Can I directly apply the theorem 1=(a/d,b/d) for this? Let a and b be two positive even integers. Prove that (a, b) = 2(a/2, b/2)

Question

Let d=(a,b)
a and b are even integers
$→$ $2|a$ $and$ $2|b$
$→$ $2|ax + by$ ($x,y$ are some integers)
$→$ $2|d$
Then we can express,
$a =2p,$ $b=2q$, $d= 2k$ ($k,p,q$ are some integers)
then $d=(a,b)=(2p,2q)$
We know that $(a/d,b/d)=1$
Then,
$1 = (2p/2k,2q/2k)$
$1 = (p/k,q/k)$
$k = (p,q)$
$d/2 = (a/2,b/2)$ (since $k=d/2,p=a/2,q=b/2$)
$d = 2(a/2,b/2)$
My problem is, Can I directly apply the theorem $(a/d,b/d)=1$ to prove this?
Please, Can anyone offer some assistance, please?

Answer 1

Yes, you can directly apply the theorem, but you don't need to.
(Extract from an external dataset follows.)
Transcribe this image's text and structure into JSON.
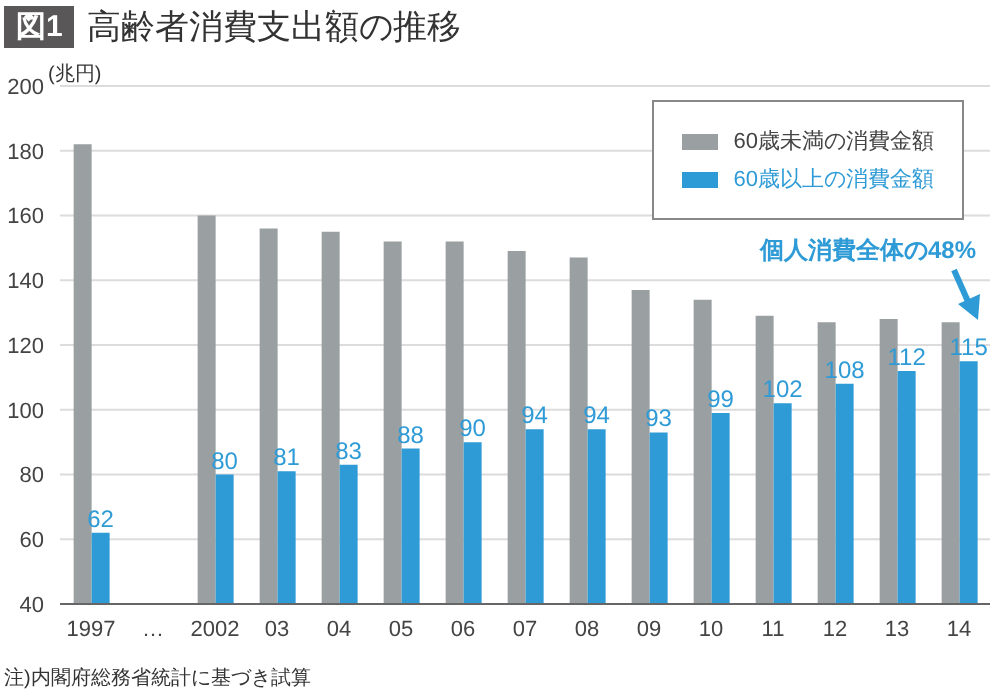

See this.

Here's a proof for the theorem:

Let $d=(a,b)$, then there exists $x,y\in\mathbb Z$ with $a=dx$ and $b=dy$.

We want to show that $(x,y)=1$. Suppose that $(x,y)=d'>1$. Then there exist integers $m,n$ with $x=d'm$ and $y=d'n$, but then we have $a=dx=dd'm$ and $b=dy=dd'n$, so $(a,b)>d$, which is a contradiction since $d=(a,b)$. Thus we have $(x,y)=1$.

In other words, since the greatest common divisor, $d$, is the largest positive integer that divides $a$ and $b$, if $(\frac{a}{d},\frac{b}{d})>1,$ then $d$ will not be the greatest common divisor of $a$ and $b$ because $\frac{a}{d}$ and $\frac{b}{d}$ have a common divisor bigger than $1$.